The Parliamentary Secretary to the Ministry of Food
(Mr. Boothby)

All raw fats of animals killed in Government slaughter-houses are distributed by the Chairman of the local Fat Melters Advisory Committees to melters licensed by the Ministry. No monopoly exists outside the Ministry's control.

     There you go, a fascinating insight into British parliamentary procedure during wartime and proof that fat cats were not, in fact, living off the fat of the land.  Art!

Need to refer this to the White Fish And Shelled Seafood Advisory Committee, mate

     Wow, that's a lot of text.  Bring on more pictures!


"The War Illustrated Edition 196 22nd December 1944"

Yes, onto a new edition.  This one was published a week after the huge Teuton offensive in the Ardennes had begun, so there was never any question about such a theme appearing on or in this edition.  Art!


     This is one of Chiang Kai-Shek's guerilla soldiers, one of the Nationalists who had been fighting the Japanese since 1937, when they mounted their invasion of China.  The only reference I've seen or heard about this precursor to the Second Unpleasantness is in "1941", where Dan Ackroyd's character postulates that the was had been running since 1937, not merely since Pearl Harbour*.

     They leave out the fact that CKS's army was fantastically corrupt and inefficient, avoided fighting the Japanese where possible, and focussed it's efforts on waging war against the Communists.  Truth the first casualty of war!


A MOP And Bucket

You know Conrad, he's a big fan of anything that goes BANG, and the bigger the BANG the bigger the fan.

     Thus I was interested to read about the South Canadians paying a visit to the Houthis, the Yemeni rebel party in their country's civil war, and saying a Hearty Hello!  Art?


     A.k.a. the "Massive Ordnance Penetrator" or MOP.  These puppies can 'dig' 200 feet before exploding, meaning that anything buried less deeply than that is toast.  Art!



     Heck, these things are precision-guided, if you wanted to make sure the B2 would drop it's second MOP into the hole the first one made.  28 tons of high-speed high-explosive means that what remains afterwards can be disposed of in a single galvanised bucket.

   

Our Journey With Berni

After being stymied by #21, I have once again ensured that #23 does exist as a full image, so - Art!



     Would it be speciesist of me to say that I don't think this relationship has any long-term prospects to it?  I mean, one would drown in the ocean and the other would asphyxiate on dry land.  Nor can you snog wearing scuba gear.


I Need A Word With You, Stan

Which would entail engaging the services of a psychic, as Mr.
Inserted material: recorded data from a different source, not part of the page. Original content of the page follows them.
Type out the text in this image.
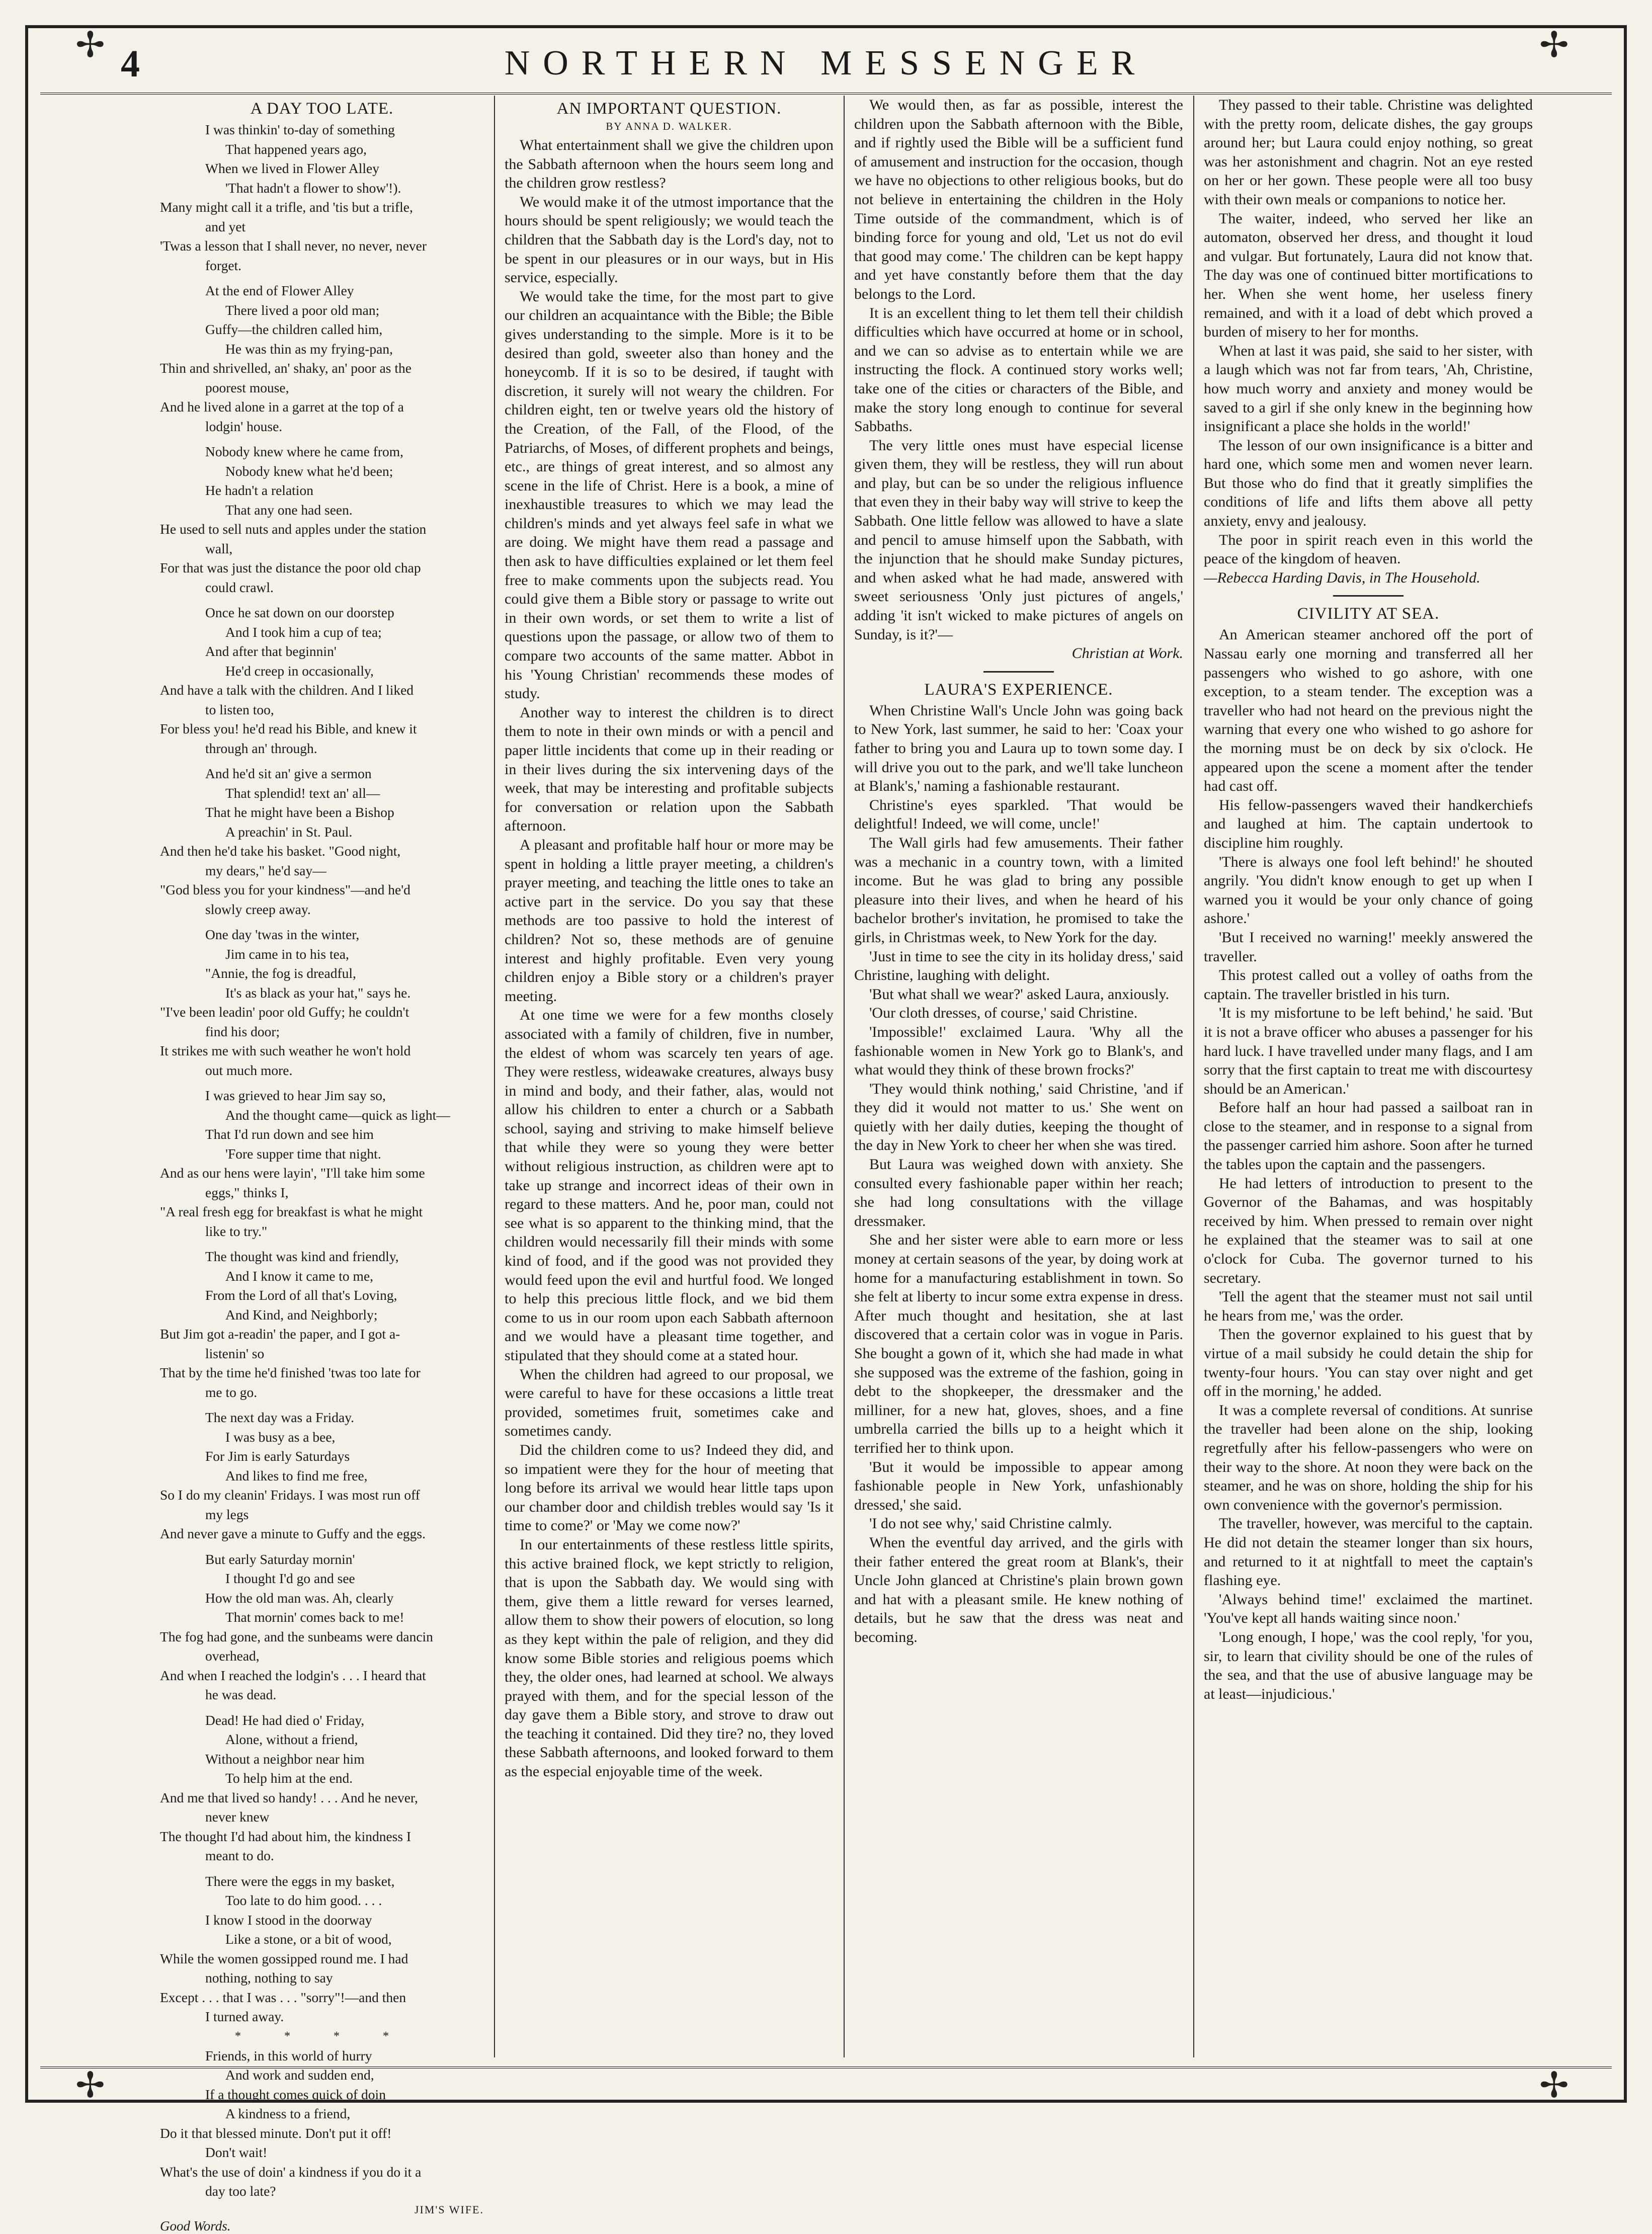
✢	✢
✢	✢
4	NORTHERN MESSENGER
A DAY TOO LATE.

I was thinkin' to-day of something

That happened years ago,

When we lived in Flower Alley

'That hadn't a flower to show'!).

Many might call it a trifle, and 'tis but a trifle,

and yet

'Twas a lesson that I shall never, no never, never

forget.

At the end of Flower Alley

There lived a poor old man;

Guffy—the children called him,

He was thin as my frying-pan,

Thin and shrivelled, an' shaky, an' poor as the

poorest mouse,

And he lived alone in a garret at the top of a

lodgin' house.

Nobody knew where he came from,

Nobody knew what he'd been;

He hadn't a relation

That any one had seen.

He used to sell nuts and apples under the station

wall,

For that was just the distance the poor old chap

could crawl.

Once he sat down on our doorstep

And I took him a cup of tea;

And after that beginnin'

He'd creep in occasionally,

And have a talk with the children. And I liked

to listen too,

For bless you! he'd read his Bible, and knew it

through an' through.

And he'd sit an' give a sermon

That splendid! text an' all—

That he might have been a Bishop

A preachin' in St. Paul.

And then he'd take his basket. "Good night,

my dears," he'd say—

"God bless you for your kindness"—and he'd

slowly creep away.

One day 'twas in the winter,

Jim came in to his tea,

"Annie, the fog is dreadful,

It's as black as your hat," says he.

"I've been leadin' poor old Guffy; he couldn't

find his door;

It strikes me with such weather he won't hold

out much more.

I was grieved to hear Jim say so,

And the thought came—quick as light—

That I'd run down and see him

'Fore supper time that night.

And as our hens were layin', "I'll take him some

eggs," thinks I,

"A real fresh egg for breakfast is what he might

like to try."

The thought was kind and friendly,

And I know it came to me,

From the Lord of all that's Loving,

And Kind, and Neighborly;

But Jim got a-readin' the paper, and I got a-

listenin' so

That by the time he'd finished 'twas too late for

me to go.

The next day was a Friday.

I was busy as a bee,

For Jim is early Saturdays

And likes to find me free,

So I do my cleanin' Fridays. I was most run off

my legs

And never gave a minute to Guffy and the eggs.

But early Saturday mornin'

I thought I'd go and see

How the old man was. Ah, clearly

That mornin' comes back to me!

The fog had gone, and the sunbeams were dancin

overhead,

And when I reached the lodgin's . . . I heard that

he was dead.

Dead! He had died o' Friday,

Alone, without a friend,

Without a neighbor near him

To help him at the end.

And me that lived so handy! . . . And he never,

never knew

The thought I'd had about him, the kindness I

meant to do.

There were the eggs in my basket,

Too late to do him good. . . .

I know I stood in the doorway

Like a stone, or a bit of wood,

While the women gossipped round me. I had

nothing, nothing to say

Except . . . that I was . . . "sorry"!—and then

I turned away.

* * * *

Friends, in this world of hurry

And work and sudden end,

If a thought comes quick of doin

A kindness to a friend,

Do it that blessed minute. Don't put it off!

Don't wait!

What's the use of doin' a kindness if you do it a

day too late?

JIM'S WIFE.
Good Words.
AN IMPORTANT QUESTION.
BY ANNA D. WALKER.

What entertainment shall we give the children upon the Sabbath afternoon when the hours seem long and the children grow restless?

We would make it of the utmost importance that the hours should be spent religiously; we would teach the children that the Sabbath day is the Lord's day, not to be spent in our pleasures or in our ways, but in His service, especially.

We would take the time, for the most part to give our children an acquaintance with the Bible; the Bible gives understanding to the simple. More is it to be desired than gold, sweeter also than honey and the honeycomb. If it is so to be desired, if taught with discretion, it surely will not weary the children. For children eight, ten or twelve years old the history of the Creation, of the Fall, of the Flood, of the Patriarchs, of Moses, of different prophets and beings, etc., are things of great interest, and so almost any scene in the life of Christ. Here is a book, a mine of inexhaustible treasures to which we may lead the children's minds and yet always feel safe in what we are doing. We might have them read a passage and then ask to have difficulties explained or let them feel free to make comments upon the subjects read. You could give them a Bible story or passage to write out in their own words, or set them to write a list of questions upon the passage, or allow two of them to compare two accounts of the same matter. Abbot in his 'Young Christian' recommends these modes of study.

Another way to interest the children is to direct them to note in their own minds or with a pencil and paper little incidents that come up in their reading or in their lives during the six intervening days of the week, that may be interesting and profitable subjects for conversation or relation upon the Sabbath afternoon.

A pleasant and profitable half hour or more may be spent in holding a little prayer meeting, a children's prayer meeting, and teaching the little ones to take an active part in the service. Do you say that these methods are too passive to hold the interest of children? Not so, these methods are of genuine interest and highly profitable. Even very young children enjoy a Bible story or a children's prayer meeting.

At one time we were for a few months closely associated with a family of children, five in number, the eldest of whom was scarcely ten years of age. They were restless, wideawake creatures, always busy in mind and body, and their father, alas, would not allow his children to enter a church or a Sabbath school, saying and striving to make himself believe that while they were so young they were better without religious instruction, as children were apt to take up strange and incorrect ideas of their own in regard to these matters. And he, poor man, could not see what is so apparent to the thinking mind, that the children would necessarily fill their minds with some kind of food, and if the good was not provided they would feed upon the evil and hurtful food. We longed to help this precious little flock, and we bid them come to us in our room upon each Sabbath afternoon and we would have a pleasant time together, and stipulated that they should come at a stated hour.

When the children had agreed to our proposal, we were careful to have for these occasions a little treat provided, sometimes fruit, sometimes cake and sometimes candy.

Did the children come to us? Indeed they did, and so impatient were they for the hour of meeting that long before its arrival we would hear little taps upon our chamber door and childish trebles would say 'Is it time to come?' or 'May we come now?'

In our entertainments of these restless little spirits, this active brained flock, we kept strictly to religion, that is upon the Sabbath day. We would sing with them, give them a little reward for verses learned, allow them to show their powers of elocution, so long as they kept within the pale of religion, and they did know some Bible stories and religious poems which they, the older ones, had learned at school. We always prayed with them, and for the special lesson of the day gave them a Bible story, and strove to draw out the teaching it contained. Did they tire? no, they loved these Sabbath afternoons, and looked forward to them as the especial enjoyable time of the week.

We would then, as far as possible, interest the children upon the Sabbath afternoon with the Bible, and if rightly used the Bible will be a sufficient fund of amusement and instruction for the occasion, though we have no objections to other religious books, but do not believe in entertaining the children in the Holy Time outside of the commandment, which is of binding force for young and old, 'Let us not do evil that good may come.' The children can be kept happy and yet have constantly before them that the day belongs to the Lord.

It is an excellent thing to let them tell their childish difficulties which have occurred at home or in school, and we can so advise as to entertain while we are instructing the flock. A continued story works well; take one of the cities or characters of the Bible, and make the story long enough to continue for several Sabbaths.

The very little ones must have especial license given them, they will be restless, they will run about and play, but can be so under the religious influence that even they in their baby way will strive to keep the Sabbath. One little fellow was allowed to have a slate and pencil to amuse himself upon the Sabbath, with the injunction that he should make Sunday pictures, and when asked what he had made, answered with sweet seriousness 'Only just pictures of angels,' adding 'it isn't wicked to make pictures of angels on Sunday, is it?'—

Christian at Work.

LAURA'S EXPERIENCE.

When Christine Wall's Uncle John was going back to New York, last summer, he said to her: 'Coax your father to bring you and Laura up to town some day. I will drive you out to the park, and we'll take luncheon at Blank's,' naming a fashionable restaurant.

Christine's eyes sparkled. 'That would be delightful! Indeed, we will come, uncle!'

The Wall girls had few amusements. Their father was a mechanic in a country town, with a limited income. But he was glad to bring any possible pleasure into their lives, and when he heard of his bachelor brother's invitation, he promised to take the girls, in Christmas week, to New York for the day.

'Just in time to see the city in its holiday dress,' said Christine, laughing with delight.

'But what shall we wear?' asked Laura, anxiously.

'Our cloth dresses, of course,' said Christine.

'Impossible!' exclaimed Laura. 'Why all the fashionable women in New York go to Blank's, and what would they think of these brown frocks?'

'They would think nothing,' said Christine, 'and if they did it would not matter to us.' She went on quietly with her daily duties, keeping the thought of the day in New York to cheer her when she was tired.

But Laura was weighed down with anxiety. She consulted every fashionable paper within her reach; she had long consultations with the village dressmaker.

She and her sister were able to earn more or less money at certain seasons of the year, by doing work at home for a manufacturing establishment in town. So she felt at liberty to incur some extra expense in dress. After much thought and hesitation, she at last discovered that a certain color was in vogue in Paris. She bought a gown of it, which she had made in what she supposed was the extreme of the fashion, going in debt to the shopkeeper, the dressmaker and the milliner, for a new hat, gloves, shoes, and a fine umbrella carried the bills up to a height which it terrified her to think upon.

'But it would be impossible to appear among fashionable people in New York, unfashionably dressed,' she said.

'I do not see why,' said Christine calmly.

When the eventful day arrived, and the girls with their father entered the great room at Blank's, their Uncle John glanced at Christine's plain brown gown and hat with a pleasant smile. He knew nothing of details, but he saw that the dress was neat and becoming.

They passed to their table. Christine was delighted with the pretty room, delicate dishes, the gay groups around her; but Laura could enjoy nothing, so great was her astonishment and chagrin. Not an eye rested on her or her gown. These people were all too busy with their own meals or companions to notice her.

The waiter, indeed, who served her like an automaton, observed her dress, and thought it loud and vulgar. But fortunately, Laura did not know that. The day was one of continued bitter mortifications to her. When she went home, her useless finery remained, and with it a load of debt which proved a burden of misery to her for months.

When at last it was paid, she said to her sister, with a laugh which was not far from tears, 'Ah, Christine, how much worry and anxiety and money would be saved to a girl if she only knew in the beginning how insignificant a place she holds in the world!'

The lesson of our own insignificance is a bitter and hard one, which some men and women never learn. But those who do find that it greatly simplifies the conditions of life and lifts them above all petty anxiety, envy and jealousy.

The poor in spirit reach even in this world the peace of the kingdom of heaven.

—Rebecca Harding Davis, in The Household.

CIVILITY AT SEA.

An American steamer anchored off the port of Nassau early one morning and transferred all her passengers who wished to go ashore, with one exception, to a steam tender. The exception was a traveller who had not heard on the previous night the warning that every one who wished to go ashore for the morning must be on deck by six o'clock. He appeared upon the scene a moment after the tender had cast off.

His fellow-passengers waved their handkerchiefs and laughed at him. The captain undertook to discipline him roughly.

'There is always one fool left behind!' he shouted angrily. 'You didn't know enough to get up when I warned you it would be your only chance of going ashore.'

'But I received no warning!' meekly answered the traveller.

This protest called out a volley of oaths from the captain. The traveller bristled in his turn.

'It is my misfortune to be left behind,' he said. 'But it is not a brave officer who abuses a passenger for his hard luck. I have travelled under many flags, and I am sorry that the first captain to treat me with discourtesy should be an American.'

Before half an hour had passed a sailboat ran in close to the steamer, and in response to a signal from the passenger carried him ashore. Soon after he turned the tables upon the captain and the passengers.

He had letters of introduction to present to the Governor of the Bahamas, and was hospitably received by him. When pressed to remain over night he explained that the steamer was to sail at one o'clock for Cuba. The governor turned to his secretary.

'Tell the agent that the steamer must not sail until he hears from me,' was the order.

Then the governor explained to his guest that by virtue of a mail subsidy he could detain the ship for twenty-four hours. 'You can stay over night and get off in the morning,' he added.

It was a complete reversal of conditions. At sunrise the traveller had been alone on the ship, looking regretfully after his fellow-passengers who were on their way to the shore. At noon they were back on the steamer, and he was on shore, holding the ship for his own convenience with the governor's permission.

The traveller, however, was merciful to the captain. He did not detain the steamer longer than six hours, and returned to it at nightfall to meet the captain's flashing eye.

'Always behind time!' exclaimed the martinet. 'You've kept all hands waiting since noon.'

'Long enough, I hope,' was the cool reply, 'for you, sir, to learn that civility should be one of the rules of the sea, and that the use of abusive language may be at least—injudicious.'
Stanley Kubrick is long dead.  If contacted, he'd probably be fearsomely angry at being disturbed whilst storyboarding "The Napoleonic Wars On Sea And Land In All Countries".  

     To what am I referring?  O I thought you'd never ask!  Art?
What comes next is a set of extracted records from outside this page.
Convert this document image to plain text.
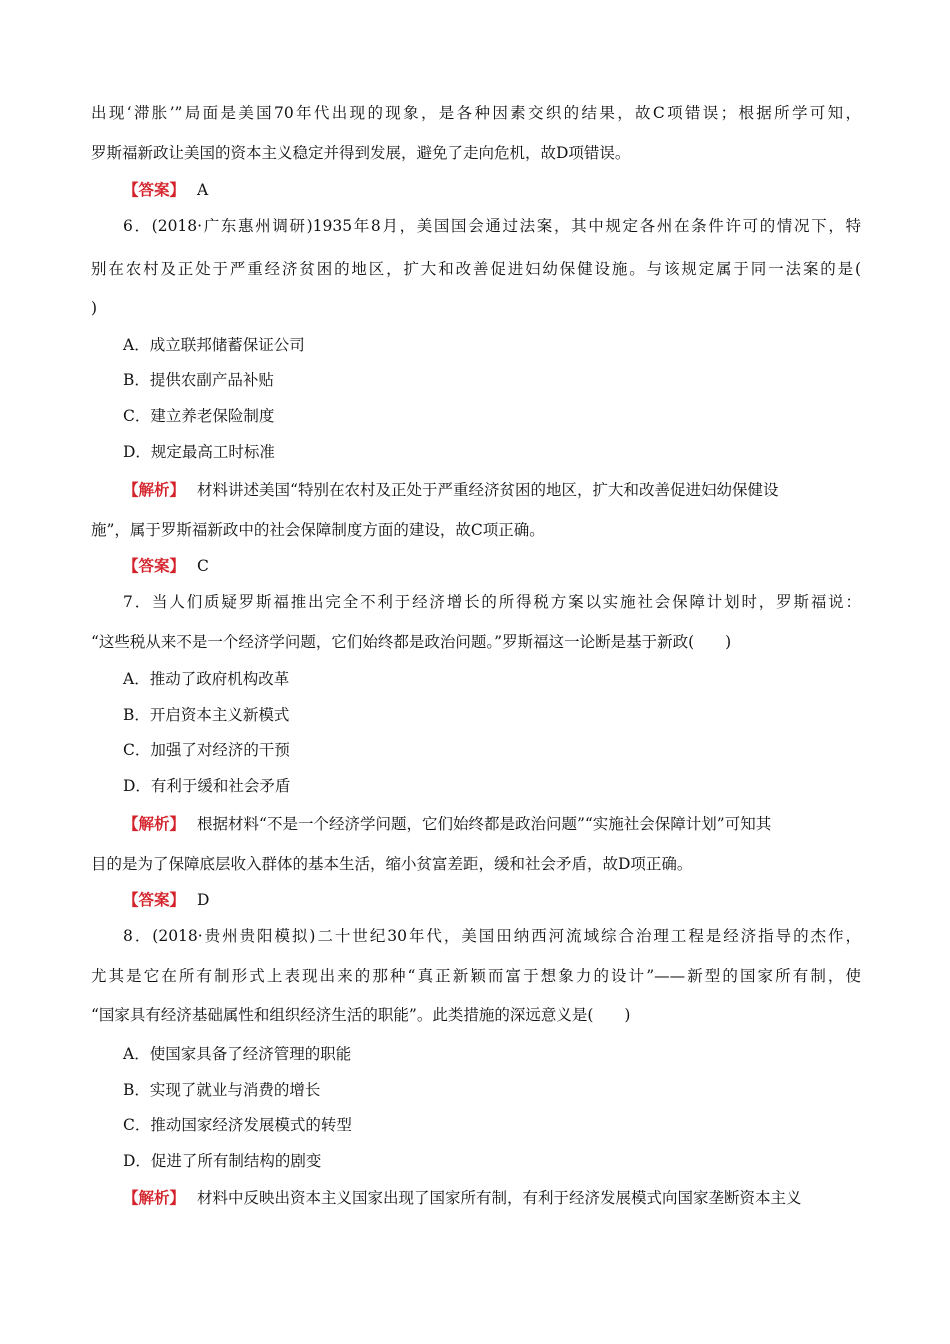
出现‘滞胀’”局面是美国70年代出现的现象，是各种因素交织的结果，故C项错误；根据所学可知，
罗斯福新政让美国的资本主义稳定并得到发展，避免了走向危机，故D项错误。
【答案】 A
6．(2018·广东惠州调研)1935年8月，美国国会通过法案，其中规定各州在条件许可的情况下，特
别在农村及正处于严重经济贫困的地区，扩大和改善促进妇幼保健设施。与该规定属于同一法案的是(
)
A．成立联邦储蓄保证公司
B．提供农副产品补贴
C．建立养老保险制度
D．规定最高工时标准
【解析】 材料讲述美国“特别在农村及正处于严重经济贫困的地区，扩大和改善促进妇幼保健设
施”，属于罗斯福新政中的社会保障制度方面的建设，故C项正确。
【答案】 C
7．当人们质疑罗斯福推出完全不利于经济增长的所得税方案以实施社会保障计划时，罗斯福说：
“这些税从来不是一个经济学问题，它们始终都是政治问题。”罗斯福这一论断是基于新政(　　)
A．推动了政府机构改革
B．开启资本主义新模式
C．加强了对经济的干预
D．有利于缓和社会矛盾
【解析】 根据材料“不是一个经济学问题，它们始终都是政治问题”“实施社会保障计划”可知其
目的是为了保障底层收入群体的基本生活，缩小贫富差距，缓和社会矛盾，故D项正确。
【答案】 D
8．(2018·贵州贵阳模拟)二十世纪30年代，美国田纳西河流域综合治理工程是经济指导的杰作，
尤其是它在所有制形式上表现出来的那种“真正新颖而富于想象力的设计”——新型的国家所有制，使
“国家具有经济基础属性和组织经济生活的职能”。此类措施的深远意义是(　　)
A．使国家具备了经济管理的职能
B．实现了就业与消费的增长
C．推动国家经济发展模式的转型
D．促进了所有制结构的剧变
【解析】 材料中反映出资本主义国家出现了国家所有制，有利于经济发展模式向国家垄断资本主义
     For all that "Doctor Strangelove" reproduced a B-52's interior in worryingly unofficial detail, and the cinema verite accuracy of the combat at Burpelson Air Force Base, Stan got the thermonuclear weapons WRONG.  This is actually a re-purposed 'Thor' Intermediate Range Ballistic Missile, not a bomb of any description.  If I can be bothered I may go look up what ought to have been used.


Finally -

Finished the 'Megazine' mountain, now it's time to haul them back up the ladder to the Comic Cavern.  How delightful.